Rating: Dislike / Unfinished
Did I finish?: I did not.
One-sentence summary: An indie record store in Berkeley, CA witnesses the trials, tribulations, battles, and victories of two families, one black and one white.
Do I like the cover?: Yes -- it perfectly captures the vibe of the book.
I'm reminded of...: Quentin Tarantino, Nick Hornby, Ann Patchett
First line: A white boy rode flatfoot on a skateboard, towed along, hand to shoulder, by a black boy pedaling a brakeless fixed-gear bike.
Buy, Borrow, or Avoid?: If you love Chabon, or Berkeley, then you'll probably want to read this.
Why did I get this book?: I was lucky enough to score a spot on the Telegraph Avenue Readalong, sponsored by Emily at As The Crowe Flies (and Reads!).

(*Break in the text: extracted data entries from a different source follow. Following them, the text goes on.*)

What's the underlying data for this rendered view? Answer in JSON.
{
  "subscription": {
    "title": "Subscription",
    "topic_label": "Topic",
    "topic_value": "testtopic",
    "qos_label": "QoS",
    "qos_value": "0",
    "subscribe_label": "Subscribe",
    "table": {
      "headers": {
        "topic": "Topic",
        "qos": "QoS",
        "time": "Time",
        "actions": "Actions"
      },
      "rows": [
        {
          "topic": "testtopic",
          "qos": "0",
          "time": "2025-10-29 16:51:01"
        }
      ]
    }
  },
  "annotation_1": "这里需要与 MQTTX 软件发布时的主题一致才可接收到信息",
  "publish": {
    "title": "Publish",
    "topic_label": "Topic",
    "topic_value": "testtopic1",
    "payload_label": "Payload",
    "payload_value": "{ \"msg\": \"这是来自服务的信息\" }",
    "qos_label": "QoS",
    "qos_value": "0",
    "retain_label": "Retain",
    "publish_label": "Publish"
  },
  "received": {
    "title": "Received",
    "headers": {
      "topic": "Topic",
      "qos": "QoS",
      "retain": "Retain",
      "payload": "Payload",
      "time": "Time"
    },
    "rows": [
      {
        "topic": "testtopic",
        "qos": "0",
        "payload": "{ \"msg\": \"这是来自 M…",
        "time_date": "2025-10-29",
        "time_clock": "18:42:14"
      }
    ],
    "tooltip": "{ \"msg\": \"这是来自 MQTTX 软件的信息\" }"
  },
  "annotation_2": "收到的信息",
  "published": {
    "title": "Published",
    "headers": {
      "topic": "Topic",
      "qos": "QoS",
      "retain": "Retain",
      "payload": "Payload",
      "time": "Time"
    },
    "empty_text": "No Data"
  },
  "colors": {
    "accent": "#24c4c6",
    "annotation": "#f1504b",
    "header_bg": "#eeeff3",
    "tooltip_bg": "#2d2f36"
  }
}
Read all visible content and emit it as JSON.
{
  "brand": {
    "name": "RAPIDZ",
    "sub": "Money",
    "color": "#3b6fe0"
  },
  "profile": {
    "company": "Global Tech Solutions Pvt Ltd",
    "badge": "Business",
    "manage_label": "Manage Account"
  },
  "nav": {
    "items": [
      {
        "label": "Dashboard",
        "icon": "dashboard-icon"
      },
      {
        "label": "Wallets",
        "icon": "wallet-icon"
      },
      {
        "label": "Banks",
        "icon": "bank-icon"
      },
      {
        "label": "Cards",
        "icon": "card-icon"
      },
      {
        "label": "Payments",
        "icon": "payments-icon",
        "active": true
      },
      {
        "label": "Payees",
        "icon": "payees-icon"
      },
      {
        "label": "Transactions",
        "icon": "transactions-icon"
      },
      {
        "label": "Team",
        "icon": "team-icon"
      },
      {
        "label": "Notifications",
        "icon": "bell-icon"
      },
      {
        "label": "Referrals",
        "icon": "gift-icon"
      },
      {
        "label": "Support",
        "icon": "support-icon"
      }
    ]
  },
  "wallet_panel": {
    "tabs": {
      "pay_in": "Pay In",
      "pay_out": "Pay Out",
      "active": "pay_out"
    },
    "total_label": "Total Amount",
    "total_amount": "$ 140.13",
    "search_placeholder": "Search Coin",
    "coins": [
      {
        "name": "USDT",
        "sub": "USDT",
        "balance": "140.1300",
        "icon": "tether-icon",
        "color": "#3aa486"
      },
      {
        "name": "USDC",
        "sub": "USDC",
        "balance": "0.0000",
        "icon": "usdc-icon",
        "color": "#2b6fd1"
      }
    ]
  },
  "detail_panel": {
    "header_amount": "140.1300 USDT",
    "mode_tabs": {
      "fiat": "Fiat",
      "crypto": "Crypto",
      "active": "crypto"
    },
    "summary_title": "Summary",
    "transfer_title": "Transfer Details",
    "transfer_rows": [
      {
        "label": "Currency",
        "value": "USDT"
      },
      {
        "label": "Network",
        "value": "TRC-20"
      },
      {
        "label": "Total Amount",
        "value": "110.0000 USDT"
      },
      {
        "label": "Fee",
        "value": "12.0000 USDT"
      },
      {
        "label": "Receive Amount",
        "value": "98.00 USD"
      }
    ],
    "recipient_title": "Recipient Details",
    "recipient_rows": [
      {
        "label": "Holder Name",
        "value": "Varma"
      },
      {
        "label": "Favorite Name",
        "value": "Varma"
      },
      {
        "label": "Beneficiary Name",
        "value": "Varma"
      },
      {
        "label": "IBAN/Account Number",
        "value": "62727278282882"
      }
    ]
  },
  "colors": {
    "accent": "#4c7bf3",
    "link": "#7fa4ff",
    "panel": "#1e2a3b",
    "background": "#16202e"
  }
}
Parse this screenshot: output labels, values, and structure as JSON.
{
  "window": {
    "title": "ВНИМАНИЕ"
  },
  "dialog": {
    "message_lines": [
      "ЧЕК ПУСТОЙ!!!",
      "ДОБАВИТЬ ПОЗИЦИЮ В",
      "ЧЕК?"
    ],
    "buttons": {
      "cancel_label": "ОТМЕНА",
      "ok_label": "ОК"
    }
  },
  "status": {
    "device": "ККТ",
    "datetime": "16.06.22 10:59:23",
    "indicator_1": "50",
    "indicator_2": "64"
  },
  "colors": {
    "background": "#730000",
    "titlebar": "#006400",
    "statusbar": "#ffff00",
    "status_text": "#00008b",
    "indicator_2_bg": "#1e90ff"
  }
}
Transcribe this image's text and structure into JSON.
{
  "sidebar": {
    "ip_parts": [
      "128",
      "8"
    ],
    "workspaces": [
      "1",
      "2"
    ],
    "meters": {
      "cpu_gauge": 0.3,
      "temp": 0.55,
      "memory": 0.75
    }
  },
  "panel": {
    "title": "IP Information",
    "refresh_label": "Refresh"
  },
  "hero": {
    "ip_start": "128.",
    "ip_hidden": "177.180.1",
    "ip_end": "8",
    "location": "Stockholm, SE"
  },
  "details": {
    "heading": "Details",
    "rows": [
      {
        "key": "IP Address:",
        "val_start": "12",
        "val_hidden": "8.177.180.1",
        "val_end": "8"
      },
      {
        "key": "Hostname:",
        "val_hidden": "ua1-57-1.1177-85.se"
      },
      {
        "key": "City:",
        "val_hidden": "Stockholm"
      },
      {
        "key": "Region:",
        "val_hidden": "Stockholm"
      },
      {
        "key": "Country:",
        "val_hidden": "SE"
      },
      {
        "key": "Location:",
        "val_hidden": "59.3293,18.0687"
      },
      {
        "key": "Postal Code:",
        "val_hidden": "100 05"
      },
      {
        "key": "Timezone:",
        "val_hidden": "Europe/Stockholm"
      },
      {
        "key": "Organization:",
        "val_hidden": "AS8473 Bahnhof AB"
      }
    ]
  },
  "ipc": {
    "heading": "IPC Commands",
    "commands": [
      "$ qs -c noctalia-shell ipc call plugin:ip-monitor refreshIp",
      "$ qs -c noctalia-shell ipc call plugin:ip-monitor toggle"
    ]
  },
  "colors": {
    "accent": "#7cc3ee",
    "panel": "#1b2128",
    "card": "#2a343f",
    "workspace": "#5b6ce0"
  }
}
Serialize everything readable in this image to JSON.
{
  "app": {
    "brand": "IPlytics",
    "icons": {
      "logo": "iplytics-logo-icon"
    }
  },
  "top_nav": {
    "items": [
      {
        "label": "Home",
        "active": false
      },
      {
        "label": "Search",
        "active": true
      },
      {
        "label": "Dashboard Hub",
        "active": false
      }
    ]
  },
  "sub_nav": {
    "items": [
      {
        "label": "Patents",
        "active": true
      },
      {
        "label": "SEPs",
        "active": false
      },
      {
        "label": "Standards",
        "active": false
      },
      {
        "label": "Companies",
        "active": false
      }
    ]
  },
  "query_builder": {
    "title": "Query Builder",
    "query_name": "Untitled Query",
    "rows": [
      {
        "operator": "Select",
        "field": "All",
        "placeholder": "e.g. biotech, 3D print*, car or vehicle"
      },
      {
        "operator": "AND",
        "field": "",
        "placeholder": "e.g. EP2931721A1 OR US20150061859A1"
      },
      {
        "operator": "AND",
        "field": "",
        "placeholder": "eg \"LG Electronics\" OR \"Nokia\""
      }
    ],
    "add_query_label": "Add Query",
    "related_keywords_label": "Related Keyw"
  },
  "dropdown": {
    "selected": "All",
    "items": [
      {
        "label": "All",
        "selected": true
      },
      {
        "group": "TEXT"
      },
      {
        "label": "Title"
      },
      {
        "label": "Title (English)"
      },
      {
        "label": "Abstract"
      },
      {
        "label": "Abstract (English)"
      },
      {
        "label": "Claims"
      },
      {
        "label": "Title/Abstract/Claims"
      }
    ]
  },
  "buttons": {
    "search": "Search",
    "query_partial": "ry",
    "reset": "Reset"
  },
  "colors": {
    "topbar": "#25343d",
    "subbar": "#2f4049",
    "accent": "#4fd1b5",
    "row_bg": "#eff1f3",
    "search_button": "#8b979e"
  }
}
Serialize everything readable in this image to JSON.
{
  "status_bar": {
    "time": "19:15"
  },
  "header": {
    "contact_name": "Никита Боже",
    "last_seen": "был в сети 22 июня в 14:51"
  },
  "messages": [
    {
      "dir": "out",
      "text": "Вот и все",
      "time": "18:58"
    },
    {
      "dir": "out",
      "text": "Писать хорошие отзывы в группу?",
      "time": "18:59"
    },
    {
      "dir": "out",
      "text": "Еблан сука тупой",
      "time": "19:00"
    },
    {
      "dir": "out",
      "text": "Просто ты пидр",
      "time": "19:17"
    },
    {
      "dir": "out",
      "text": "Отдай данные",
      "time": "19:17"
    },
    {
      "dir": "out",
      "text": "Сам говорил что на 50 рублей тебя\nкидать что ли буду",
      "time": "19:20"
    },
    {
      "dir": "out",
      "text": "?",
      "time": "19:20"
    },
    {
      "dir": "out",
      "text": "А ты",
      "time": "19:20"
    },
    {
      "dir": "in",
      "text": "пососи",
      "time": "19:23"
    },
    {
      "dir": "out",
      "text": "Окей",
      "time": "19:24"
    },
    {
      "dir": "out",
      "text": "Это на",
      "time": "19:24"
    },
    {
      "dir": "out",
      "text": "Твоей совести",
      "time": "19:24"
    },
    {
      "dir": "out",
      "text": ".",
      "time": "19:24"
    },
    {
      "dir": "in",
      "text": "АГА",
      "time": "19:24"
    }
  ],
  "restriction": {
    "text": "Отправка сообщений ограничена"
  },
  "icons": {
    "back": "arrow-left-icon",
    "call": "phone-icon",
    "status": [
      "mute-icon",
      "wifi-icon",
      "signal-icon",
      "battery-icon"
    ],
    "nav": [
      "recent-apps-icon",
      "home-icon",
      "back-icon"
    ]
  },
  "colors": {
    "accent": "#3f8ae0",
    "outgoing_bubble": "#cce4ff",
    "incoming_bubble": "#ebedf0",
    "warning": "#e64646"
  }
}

Review: So, this was a DNF for me. It's been a few weeks since I gave up on this book, and sadly, my memory of it is already a bit fuzzy. I blogged my response to the first two parts for the readalong and my thoughts haven't shifted much from those initial musings.
In short: Chabon's a very lyrical writer. As the story focuses on the indie record store versus the big box entertainment retailer, a musicality to the narrative fits and in that regard, Chabon brought it. (To the point, I'll admit, that it got tiresome. But that's because I wasn't loving the book; perhaps if I had been digging it, I would have kept on loving the writing.)
I think my problem with this book is that it felt too aware, too smug, too hip... It was a cooler book than me. I was reminded of Tarantino film: there's passionate geekery here, and slavish devotion to a particular era, and while it's very evocative, since it's not a passion of mine, I grew bored when it started to feel like a schtick. The characters were hard to discern, at first -- who was who, who was white, who was black (rather significant since Chabon has said in interviews he wanted to take a look at race in this book), who was married/sleeping with/father to whom. Eventually, they started to separate, but by then I could tell this was just not my kind of novel. (I like music and all, but I don't love it, not like Chabon's heroes do.)
I'm sure I'm in the minority here and this probably wasn't a good first foray into Chabon's oeuvre. I suspect Chabon fans will be happy; Oakland-ers and other Bay Area aficionados will surely love this affectionate portrait of a city in transition.